影に、呑み込まれてしまったのだろう。そう思った。

男がこちらを振り返った時、坊主の兵士はもはや恐怖を感じてはいなかった。
麻痺してしまっただけなのかもしれない。自分でも驚くほどすんなりと、目の前の悪魔に声をかけていた。
「どうして、あなたが」
舌がからからに乾いていたことに、その時初めて気がついた。だがそんなことはどうでもよかった。
信じられなかったのだ。まさか、
「あの――英雄が。同胞を殺すなんて」
英雄と呼ばれた男は、ただ微笑んだだけだった。
目を細め、閉じた口角を吊り上げた完璧な微笑み。彫刻のような、微笑みだ。群集を安心させ、国を勝利へと導く天使の笑顔。
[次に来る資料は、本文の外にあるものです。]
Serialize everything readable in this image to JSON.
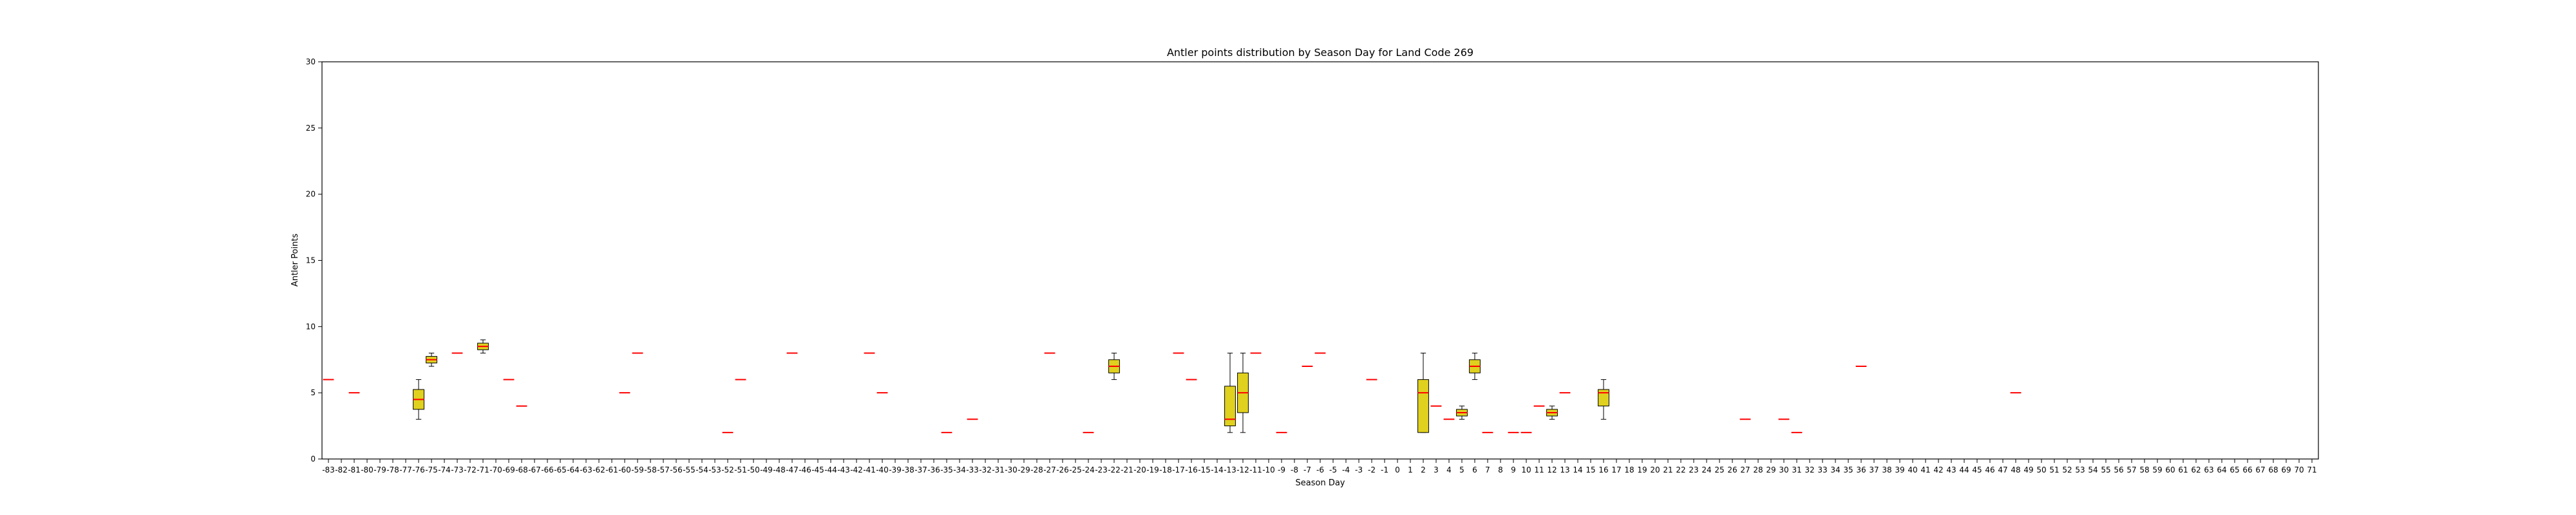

だが、細められた目を見た瞬間、坊主の兵士は目の前にいる英雄の本質を悟った。
英雄など、幻想に過ぎなかったのだ。
それとも、本当に――悪魔に憑かれてしまったのだろうか?

英雄、アルバート・セルバシュタインはねばついた影を纏い、悠然と坊主の兵士のそばを通り過ぎて行く。
目的地は既に聞いていた。デントバリーへ向かうのだ。
あの寂れた田舎町に、一体何があるのだろう。何が起きるのか、想像もつかなかった。
あの男が本当に悪魔というのなら、国民を守る兵士として、かつての英雄を止めなければならない。
わかっていても、坊主の兵士は振り返ることすらできなかった。
重く圧し掛かる気配が消えて、濃い死臭を意識できるようになった頃、ようやく縛られた意識が解けてくる。
朝日も昇りかけていた。光が影を追い払う。だが追い払われなかった影は、血だまりとして残った。
あれは影ではなかった。あれは土袋ではなかった。これらはすべて、人間だったのだ――。
「――神よ」
坊主の男は、力なく膝をついて、心から祈った。